The President recalled a visit to the Baseco compound in Manila, during which he met a 16 year-old mother who had just given birth to her second child and whose husband had no stable source of income. The President reflected on the sobering realities the young lady’s plight represented: instead of being able to have a normal adolescence, here was a young lady already struggling with the truth of having two children. He asked the representatives to consider, too, the circumstances surrounding the child born to such a young parent: what kind of a future would such a child have, in terms of basic needs like nutrition, and other future prospects down the line?
The President said that confronted with the girl’s story, he had to ask himself, whose failure was it for the young girl and her children to be so disadvantaged? The President said that such a situation posed a challenge of conscience and leadership to all those who have put themselves forward to serve their constituents. Can you, the President asked, in good conscience, consent to the perpetuation of this state of affairs?
The President discussed with the congressmen his belief that genuine leaders cannot postpone a decision on what is a divisive issue. It should be resolved at the soonest possible time.
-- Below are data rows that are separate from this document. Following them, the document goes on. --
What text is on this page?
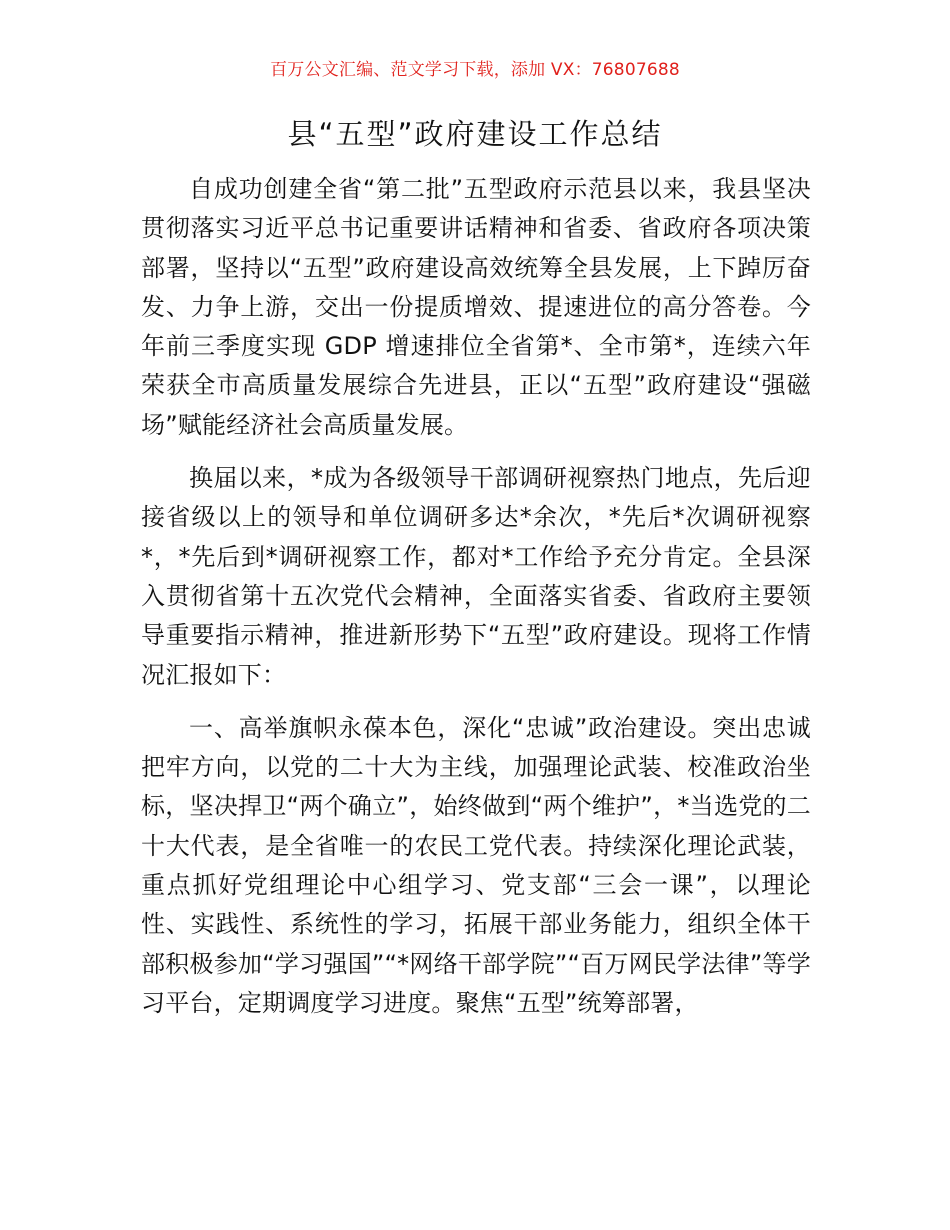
百万公文汇编、范文学习下载，添加 VX：76807688
县“五型”政府建设工作总结

自成功创建全省“第二批”五型政府示范县以来，我县坚决贯彻落实习近平总书记重要讲话精神和省委、省政府各项决策部署，坚持以“五型”政府建设高效统筹全县发展，上下踔厉奋发、力争上游，交出一份提质增效、提速进位的高分答卷。今年前三季度实现 GDP 增速排位全省第*、全市第*，连续六年荣获全市高质量发展综合先进县，正以“五型”政府建设“强磁场”赋能经济社会高质量发展。

换届以来，*成为各级领导干部调研视察热门地点，先后迎接省级以上的领导和单位调研多达*余次，*先后*次调研视察*，*先后到*调研视察工作，都对*工作给予充分肯定。全县深入贯彻省第十五次党代会精神，全面落实省委、省政府主要领导重要指示精神，推进新形势下“五型”政府建设。现将工作情况汇报如下：

一、高举旗帜永葆本色，深化“忠诚”政治建设。突出忠诚把牢方向，以党的二十大为主线，加强理论武装、校准政治坐标，坚决捍卫“两个确立”，始终做到“两个维护”，*当选党的二十大代表，是全省唯一的农民工党代表。持续深化理论武装，重点抓好党组理论中心组学习、党支部“三会一课”，以理论性、实践性、系统性的学习，拓展干部业务能力，组织全体干部积极参加“学习强国”“*网络干部学院”“百万网民学法律”等学习平台，定期调度学习进度。聚焦“五型”统筹部署，
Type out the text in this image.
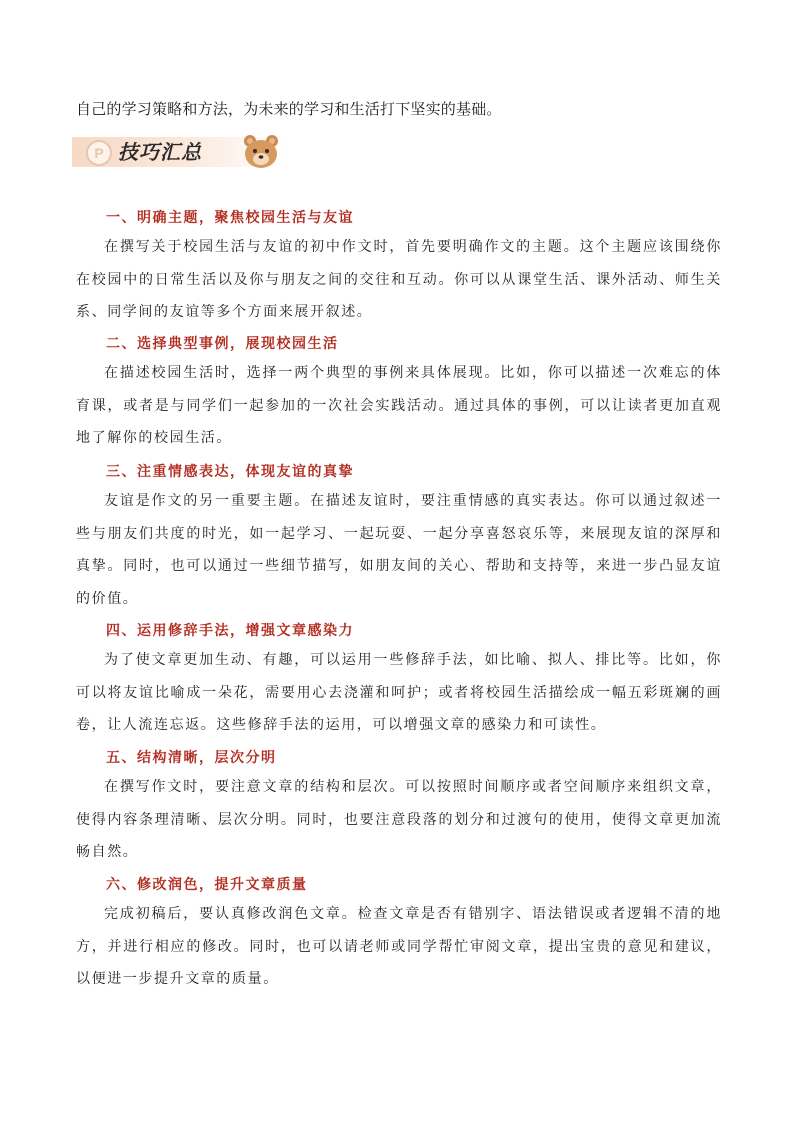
自己的学习策略和方法，为未来的学习和生活打下坚实的基础。
P 技巧汇总
一、明确主题，聚焦校园生活与友谊
在撰写关于校园生活与友谊的初中作文时，首先要明确作文的主题。这个主题应该围绕你在校园中的日常生活以及你与朋友之间的交往和互动。你可以从课堂生活、课外活动、师生关系、同学间的友谊等多个方面来展开叙述。
二、选择典型事例，展现校园生活
在描述校园生活时，选择一两个典型的事例来具体展现。比如，你可以描述一次难忘的体育课，或者是与同学们一起参加的一次社会实践活动。通过具体的事例，可以让读者更加直观地了解你的校园生活。
三、注重情感表达，体现友谊的真挚
友谊是作文的另一重要主题。在描述友谊时，要注重情感的真实表达。你可以通过叙述一些与朋友们共度的时光，如一起学习、一起玩耍、一起分享喜怒哀乐等，来展现友谊的深厚和真挚。同时，也可以通过一些细节描写，如朋友间的关心、帮助和支持等，来进一步凸显友谊的价值。
四、运用修辞手法，增强文章感染力
为了使文章更加生动、有趣，可以运用一些修辞手法，如比喻、拟人、排比等。比如，你可以将友谊比喻成一朵花，需要用心去浇灌和呵护；或者将校园生活描绘成一幅五彩斑斓的画卷，让人流连忘返。这些修辞手法的运用，可以增强文章的感染力和可读性。
五、结构清晰，层次分明
在撰写作文时，要注意文章的结构和层次。可以按照时间顺序或者空间顺序来组织文章，使得内容条理清晰、层次分明。同时，也要注意段落的划分和过渡句的使用，使得文章更加流畅自然。
六、修改润色，提升文章质量
完成初稿后，要认真修改润色文章。检查文章是否有错别字、语法错误或者逻辑不清的地方，并进行相应的修改。同时，也可以请老师或同学帮忙审阅文章，提出宝贵的意见和建议，以便进一步提升文章的质量。
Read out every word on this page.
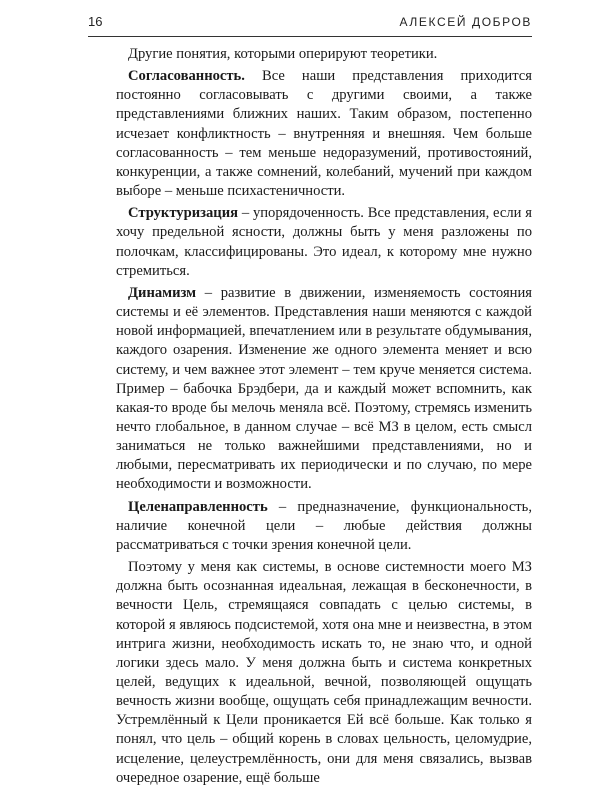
16	АЛЕКСЕЙ ДОБРОВ

Другие понятия, которыми оперируют теоретики.

Согласованность. Все наши представления приходится постоянно согласовывать с другими своими, а также представлениями ближних наших. Таким образом, постепенно исчезает конфликтность – внутренняя и внешняя. Чем больше согласованность – тем меньше недоразумений, противостояний, конкуренции, а также сомнений, колебаний, мучений при каждом выборе – меньше психастеничности.

Структуризация – упорядоченность. Все представления, если я хочу предельной ясности, должны быть у меня разложены по полочкам, классифицированы. Это идеал, к которому мне нужно стремиться.

Динамизм – развитие в движении, изменяемость состояния системы и её элементов. Представления наши меняются с каждой новой информацией, впечатлением или в результате обдумывания, каждого озарения. Изменение же одного элемента меняет и всю систему, и чем важнее этот элемент – тем круче меняется система. Пример – бабочка Брэдбери, да и каждый может вспомнить, как какая-то вроде бы мелочь меняла всё. Поэтому, стремясь изменить нечто глобальное, в данном случае – всё МЗ в целом, есть смысл заниматься не только важнейшими представлениями, но и любыми, пересматривать их периодически и по случаю, по мере необходимости и возможности.

Целенаправленность – предназначение, функциональность, наличие конечной цели – любые действия должны рассматриваться с точки зрения конечной цели.

Поэтому у меня как системы, в основе системности моего МЗ должна быть осознанная идеальная, лежащая в бесконечности, в вечности Цель, стремящаяся совпадать с целью системы, в которой я являюсь подсистемой, хотя она мне и неизвестна, в этом интрига жизни, необходимость искать то, не знаю что, и одной логики здесь мало. У меня должна быть и система конкретных целей, ведущих к идеальной, вечной, позволяющей ощущать вечность жизни вообще, ощущать себя принадлежащим вечности. Устремлённый к Цели проникается Ей всё больше. Как только я понял, что цель – общий корень в словах цельность, целомудрие, исцеление, целеустремлённость, они для меня связались, вызвав очередное озарение, ещё больше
Leadership comes not just with perks, but also with responsibilities, and among those responsibilities is that of making a choice. He asked how anyone could oppose offering parents the opportunity to make informed choices about the number of children they have, and about having the fullest opportunity to understand the requirements for raising healthy offspring.
The President also pointed out that the House must act on the pending bill sooner rather than later. The issue has been divisive for too long; the time has come to put the matter to rest. He suggested that a week should be adequate time to consider amendments that genuinely improve the bill—in contrast to “killer amendments”—and that at the end of that period, it is incumbent on representatives to vote.
There are material issues that we need to address—and we must address them in conscience, the President said. He further told the lawmakers that we are taught that our conscience is the ultimate arbiter of right and wrong—and that at the end of the day, we will all be asked: What did you do to the least of your brethren?
The President closed his remarks by stating that to do nothing is to exacerbate the problem. Our responsibility is to craft the best possible measure, to offer the best possible opportunities for our children to grow and prosper.